On one occasion the complaint does go into detail of how one individual, Oussama Salhab, was a Hezbollah “operative”. “During a border inspection of a fingerprint-encrypted laptop Salhab carried with him, [Customs and Border Protection] officers found, among other things, images of Hizballah Secretary General Hassan Nasrallah; audio of the Hizballah anthem; images of Hizballah militants stomping on an Israeli flag…” it stated.
According to Amal Saad-Ghorayeb, political analyst and author of Hezbu’llah: Politics and Religion, the material found in Salhab’s possession only goes to prove he is not a member or operative of the movement.
“This is the best way of knowing they are not Hezbollah members,” she told Al Jazeera. Members would not compromise themselves “by actually carrying this stuff around”.
“These items are those of a groupie.
In short, the government appears to be seizing the assets of 30 businesses based on really attenuated ties to Hezbollah, without even offering proof the business owners themselves knew of any tie to Hezbollah (and remember, the larger marketing companies involved weren’t listed under Treasury’s sanctions until after the transfers basically stopped).
Now it’s possible this really is a money laundering operation to get money to Hezbollah (though the al-Jazeera article raises several more challenges to that claim). But thus far, the government hasn’t shown proof. Based on these accusations, however, it seems prepared to seize the businesses involved.

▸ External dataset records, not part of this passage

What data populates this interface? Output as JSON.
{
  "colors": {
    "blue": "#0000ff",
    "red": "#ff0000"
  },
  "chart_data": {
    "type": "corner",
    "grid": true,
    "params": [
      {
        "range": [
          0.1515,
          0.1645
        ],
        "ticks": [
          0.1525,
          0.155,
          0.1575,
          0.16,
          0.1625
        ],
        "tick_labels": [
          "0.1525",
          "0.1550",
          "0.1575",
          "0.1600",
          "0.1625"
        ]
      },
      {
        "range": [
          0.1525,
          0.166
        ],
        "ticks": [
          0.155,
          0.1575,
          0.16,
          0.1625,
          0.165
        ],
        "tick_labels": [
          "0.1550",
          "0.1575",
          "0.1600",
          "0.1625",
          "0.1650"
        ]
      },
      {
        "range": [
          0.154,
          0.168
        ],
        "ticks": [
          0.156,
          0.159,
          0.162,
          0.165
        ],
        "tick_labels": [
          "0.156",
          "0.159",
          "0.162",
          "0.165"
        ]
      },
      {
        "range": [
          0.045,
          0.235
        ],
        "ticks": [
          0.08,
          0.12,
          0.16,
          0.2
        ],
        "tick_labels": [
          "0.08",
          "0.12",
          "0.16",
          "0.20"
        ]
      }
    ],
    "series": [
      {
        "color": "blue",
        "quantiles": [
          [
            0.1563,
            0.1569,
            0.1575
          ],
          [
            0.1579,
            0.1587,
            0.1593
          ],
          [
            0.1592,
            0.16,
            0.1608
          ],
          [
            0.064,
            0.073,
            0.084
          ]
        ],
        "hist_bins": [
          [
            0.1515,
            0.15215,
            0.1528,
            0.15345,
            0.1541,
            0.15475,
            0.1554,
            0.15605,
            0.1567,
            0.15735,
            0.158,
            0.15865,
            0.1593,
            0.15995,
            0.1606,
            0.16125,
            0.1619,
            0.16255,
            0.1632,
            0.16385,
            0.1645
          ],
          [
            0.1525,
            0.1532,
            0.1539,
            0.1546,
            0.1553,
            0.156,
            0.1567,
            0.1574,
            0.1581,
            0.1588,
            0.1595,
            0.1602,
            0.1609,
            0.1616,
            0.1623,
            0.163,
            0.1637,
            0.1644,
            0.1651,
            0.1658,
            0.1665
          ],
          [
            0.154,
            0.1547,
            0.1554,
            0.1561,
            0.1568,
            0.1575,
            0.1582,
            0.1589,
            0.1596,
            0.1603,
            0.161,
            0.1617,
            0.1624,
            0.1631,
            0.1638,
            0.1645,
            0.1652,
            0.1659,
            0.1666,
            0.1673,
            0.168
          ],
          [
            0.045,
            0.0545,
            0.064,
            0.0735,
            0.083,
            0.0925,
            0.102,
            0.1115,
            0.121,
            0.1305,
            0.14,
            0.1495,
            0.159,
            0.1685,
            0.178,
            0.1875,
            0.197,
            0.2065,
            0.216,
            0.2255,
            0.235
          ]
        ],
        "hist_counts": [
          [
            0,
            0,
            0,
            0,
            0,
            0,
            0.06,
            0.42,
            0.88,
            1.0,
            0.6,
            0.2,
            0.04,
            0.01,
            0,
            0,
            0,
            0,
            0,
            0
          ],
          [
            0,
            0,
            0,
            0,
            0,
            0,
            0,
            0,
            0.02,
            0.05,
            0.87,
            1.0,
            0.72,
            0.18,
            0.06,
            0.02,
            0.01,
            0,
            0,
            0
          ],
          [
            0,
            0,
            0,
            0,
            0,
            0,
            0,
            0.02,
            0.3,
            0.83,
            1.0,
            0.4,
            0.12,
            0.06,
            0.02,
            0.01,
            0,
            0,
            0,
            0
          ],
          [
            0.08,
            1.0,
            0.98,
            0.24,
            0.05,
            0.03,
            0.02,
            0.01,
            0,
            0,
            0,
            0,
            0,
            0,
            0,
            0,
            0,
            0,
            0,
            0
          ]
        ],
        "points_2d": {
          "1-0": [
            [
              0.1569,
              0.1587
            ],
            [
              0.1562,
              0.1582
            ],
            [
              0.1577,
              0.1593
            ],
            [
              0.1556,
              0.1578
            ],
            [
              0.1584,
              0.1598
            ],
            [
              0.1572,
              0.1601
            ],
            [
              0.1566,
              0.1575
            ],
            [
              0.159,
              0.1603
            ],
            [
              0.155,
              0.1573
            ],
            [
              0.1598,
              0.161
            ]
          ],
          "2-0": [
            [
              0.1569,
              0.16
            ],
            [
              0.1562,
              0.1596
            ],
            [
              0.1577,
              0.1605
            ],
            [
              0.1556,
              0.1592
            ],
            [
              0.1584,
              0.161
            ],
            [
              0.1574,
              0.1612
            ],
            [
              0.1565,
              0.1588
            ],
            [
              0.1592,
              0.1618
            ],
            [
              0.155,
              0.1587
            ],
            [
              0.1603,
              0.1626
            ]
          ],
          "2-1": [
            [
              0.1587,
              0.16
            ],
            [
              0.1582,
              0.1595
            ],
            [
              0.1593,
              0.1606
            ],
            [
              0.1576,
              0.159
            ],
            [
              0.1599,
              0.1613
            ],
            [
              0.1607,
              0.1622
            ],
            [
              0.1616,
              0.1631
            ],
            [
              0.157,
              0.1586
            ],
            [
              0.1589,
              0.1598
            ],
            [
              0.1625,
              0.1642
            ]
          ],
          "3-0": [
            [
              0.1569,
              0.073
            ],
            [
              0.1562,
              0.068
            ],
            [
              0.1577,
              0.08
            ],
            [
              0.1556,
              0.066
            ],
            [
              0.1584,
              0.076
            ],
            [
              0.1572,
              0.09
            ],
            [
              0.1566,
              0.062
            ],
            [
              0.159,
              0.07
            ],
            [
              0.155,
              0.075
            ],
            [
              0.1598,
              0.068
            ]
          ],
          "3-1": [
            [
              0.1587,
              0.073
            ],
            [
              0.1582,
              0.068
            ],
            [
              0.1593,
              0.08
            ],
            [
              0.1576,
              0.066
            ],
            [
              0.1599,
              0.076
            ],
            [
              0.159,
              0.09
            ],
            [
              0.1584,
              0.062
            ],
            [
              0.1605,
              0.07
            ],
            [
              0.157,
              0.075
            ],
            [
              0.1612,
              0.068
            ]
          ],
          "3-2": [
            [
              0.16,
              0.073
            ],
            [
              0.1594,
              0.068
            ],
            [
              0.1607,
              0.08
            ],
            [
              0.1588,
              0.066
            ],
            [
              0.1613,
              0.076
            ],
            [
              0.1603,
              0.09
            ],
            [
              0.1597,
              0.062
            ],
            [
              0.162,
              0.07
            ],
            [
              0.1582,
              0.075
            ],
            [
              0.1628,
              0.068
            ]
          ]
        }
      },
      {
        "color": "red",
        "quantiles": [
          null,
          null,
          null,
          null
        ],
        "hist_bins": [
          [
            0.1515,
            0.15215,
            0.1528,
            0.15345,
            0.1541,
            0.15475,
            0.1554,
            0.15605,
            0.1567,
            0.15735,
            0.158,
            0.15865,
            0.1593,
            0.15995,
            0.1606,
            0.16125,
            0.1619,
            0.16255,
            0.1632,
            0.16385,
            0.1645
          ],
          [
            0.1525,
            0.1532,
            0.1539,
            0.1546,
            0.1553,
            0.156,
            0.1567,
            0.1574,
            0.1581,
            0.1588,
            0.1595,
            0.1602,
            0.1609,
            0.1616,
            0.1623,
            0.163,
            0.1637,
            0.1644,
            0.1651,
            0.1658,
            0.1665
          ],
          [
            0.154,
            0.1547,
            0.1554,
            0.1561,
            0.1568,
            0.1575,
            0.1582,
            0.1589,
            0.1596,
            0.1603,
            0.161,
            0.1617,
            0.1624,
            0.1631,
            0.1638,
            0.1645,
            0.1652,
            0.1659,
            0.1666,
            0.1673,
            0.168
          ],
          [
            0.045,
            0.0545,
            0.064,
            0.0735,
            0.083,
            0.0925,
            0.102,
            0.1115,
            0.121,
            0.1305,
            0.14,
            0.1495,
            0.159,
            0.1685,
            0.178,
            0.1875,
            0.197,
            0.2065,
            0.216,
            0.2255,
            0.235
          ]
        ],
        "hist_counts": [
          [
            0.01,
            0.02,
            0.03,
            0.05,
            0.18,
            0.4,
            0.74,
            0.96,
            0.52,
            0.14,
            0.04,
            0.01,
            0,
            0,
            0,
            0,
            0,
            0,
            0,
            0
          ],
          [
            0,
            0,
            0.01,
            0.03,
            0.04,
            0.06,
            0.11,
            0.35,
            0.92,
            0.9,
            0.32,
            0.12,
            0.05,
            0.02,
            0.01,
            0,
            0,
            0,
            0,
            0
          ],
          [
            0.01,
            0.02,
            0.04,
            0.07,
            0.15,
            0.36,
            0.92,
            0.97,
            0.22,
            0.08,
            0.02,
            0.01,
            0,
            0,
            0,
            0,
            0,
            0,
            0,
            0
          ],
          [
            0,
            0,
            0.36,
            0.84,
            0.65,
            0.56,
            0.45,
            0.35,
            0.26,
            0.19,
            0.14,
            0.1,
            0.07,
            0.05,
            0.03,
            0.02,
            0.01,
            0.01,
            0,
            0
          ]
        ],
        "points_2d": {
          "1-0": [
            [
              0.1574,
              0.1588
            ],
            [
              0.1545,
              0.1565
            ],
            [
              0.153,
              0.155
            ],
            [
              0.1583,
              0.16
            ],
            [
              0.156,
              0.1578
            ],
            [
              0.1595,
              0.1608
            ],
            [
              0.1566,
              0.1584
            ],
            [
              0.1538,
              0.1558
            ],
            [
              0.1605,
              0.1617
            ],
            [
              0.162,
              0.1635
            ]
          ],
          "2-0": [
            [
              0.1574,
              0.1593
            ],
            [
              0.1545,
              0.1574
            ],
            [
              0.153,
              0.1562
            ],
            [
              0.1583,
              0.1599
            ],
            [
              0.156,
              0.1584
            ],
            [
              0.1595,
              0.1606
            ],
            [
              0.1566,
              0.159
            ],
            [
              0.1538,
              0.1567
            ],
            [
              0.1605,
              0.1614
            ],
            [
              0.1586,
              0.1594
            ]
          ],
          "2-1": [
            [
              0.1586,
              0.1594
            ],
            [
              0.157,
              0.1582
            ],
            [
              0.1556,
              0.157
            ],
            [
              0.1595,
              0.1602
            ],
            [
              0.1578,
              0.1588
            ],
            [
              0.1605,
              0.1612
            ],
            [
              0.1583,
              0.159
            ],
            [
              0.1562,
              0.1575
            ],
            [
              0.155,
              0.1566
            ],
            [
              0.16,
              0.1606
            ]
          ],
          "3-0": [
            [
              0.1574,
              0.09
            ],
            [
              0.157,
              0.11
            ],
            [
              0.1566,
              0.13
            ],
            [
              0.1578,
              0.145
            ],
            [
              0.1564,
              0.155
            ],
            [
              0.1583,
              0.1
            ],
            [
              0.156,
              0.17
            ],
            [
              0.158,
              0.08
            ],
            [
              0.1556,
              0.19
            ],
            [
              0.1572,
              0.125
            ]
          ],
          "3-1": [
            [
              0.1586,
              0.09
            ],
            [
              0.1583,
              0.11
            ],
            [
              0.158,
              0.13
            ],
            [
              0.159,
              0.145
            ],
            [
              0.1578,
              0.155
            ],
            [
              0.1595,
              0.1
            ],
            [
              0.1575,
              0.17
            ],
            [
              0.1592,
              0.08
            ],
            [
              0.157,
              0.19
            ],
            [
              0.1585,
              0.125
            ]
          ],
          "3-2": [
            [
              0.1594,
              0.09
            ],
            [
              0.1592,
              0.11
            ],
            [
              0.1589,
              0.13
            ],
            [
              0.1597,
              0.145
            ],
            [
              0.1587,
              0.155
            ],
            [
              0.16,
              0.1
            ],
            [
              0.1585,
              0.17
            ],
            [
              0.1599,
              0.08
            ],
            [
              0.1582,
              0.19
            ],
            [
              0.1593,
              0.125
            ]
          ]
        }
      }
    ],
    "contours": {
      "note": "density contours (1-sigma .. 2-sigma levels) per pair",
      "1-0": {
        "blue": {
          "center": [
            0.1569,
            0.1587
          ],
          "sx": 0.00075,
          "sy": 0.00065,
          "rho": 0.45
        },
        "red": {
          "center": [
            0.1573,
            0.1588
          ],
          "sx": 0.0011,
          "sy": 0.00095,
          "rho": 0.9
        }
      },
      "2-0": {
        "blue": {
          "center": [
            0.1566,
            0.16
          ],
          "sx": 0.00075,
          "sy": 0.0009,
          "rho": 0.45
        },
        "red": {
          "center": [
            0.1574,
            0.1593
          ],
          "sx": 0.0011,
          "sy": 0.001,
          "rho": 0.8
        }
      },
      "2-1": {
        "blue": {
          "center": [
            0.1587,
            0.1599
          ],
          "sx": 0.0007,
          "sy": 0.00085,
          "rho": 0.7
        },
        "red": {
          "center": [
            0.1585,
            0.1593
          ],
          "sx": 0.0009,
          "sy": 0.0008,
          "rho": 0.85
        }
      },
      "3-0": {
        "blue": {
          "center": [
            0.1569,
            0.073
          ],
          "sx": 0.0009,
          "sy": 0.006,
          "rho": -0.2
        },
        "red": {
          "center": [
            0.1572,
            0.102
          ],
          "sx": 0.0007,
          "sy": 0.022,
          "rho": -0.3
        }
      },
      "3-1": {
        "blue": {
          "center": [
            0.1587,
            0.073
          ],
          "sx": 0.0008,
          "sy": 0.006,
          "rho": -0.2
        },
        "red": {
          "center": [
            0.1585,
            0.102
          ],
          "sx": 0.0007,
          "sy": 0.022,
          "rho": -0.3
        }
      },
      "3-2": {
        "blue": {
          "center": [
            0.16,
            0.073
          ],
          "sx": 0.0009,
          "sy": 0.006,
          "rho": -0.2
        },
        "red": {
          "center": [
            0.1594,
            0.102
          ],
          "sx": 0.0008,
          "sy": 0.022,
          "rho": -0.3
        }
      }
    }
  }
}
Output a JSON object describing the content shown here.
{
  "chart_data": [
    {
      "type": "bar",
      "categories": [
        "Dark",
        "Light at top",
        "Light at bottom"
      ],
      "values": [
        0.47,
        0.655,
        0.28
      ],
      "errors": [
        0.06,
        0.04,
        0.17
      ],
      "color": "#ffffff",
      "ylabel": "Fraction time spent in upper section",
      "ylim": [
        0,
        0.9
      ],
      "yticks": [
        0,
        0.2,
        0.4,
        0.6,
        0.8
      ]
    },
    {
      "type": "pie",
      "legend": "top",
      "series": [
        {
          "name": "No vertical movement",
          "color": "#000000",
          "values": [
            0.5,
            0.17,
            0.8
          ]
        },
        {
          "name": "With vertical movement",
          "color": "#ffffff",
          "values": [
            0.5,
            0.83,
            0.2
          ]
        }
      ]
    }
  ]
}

At best, it seems like an attempt to spin a criminal organization with drug links and ties to Lebanese into a Hezbollah plot. At worst, it appears to criminalize doing business as a Lebanese-American. Add in the way it follows on the Scary Iran Plot, and car broker Manssor Arbabsiar’s possible cooperation at a time he had no lawyer, and I really would like to see more evidence before the government starts taking businesses based on these claims.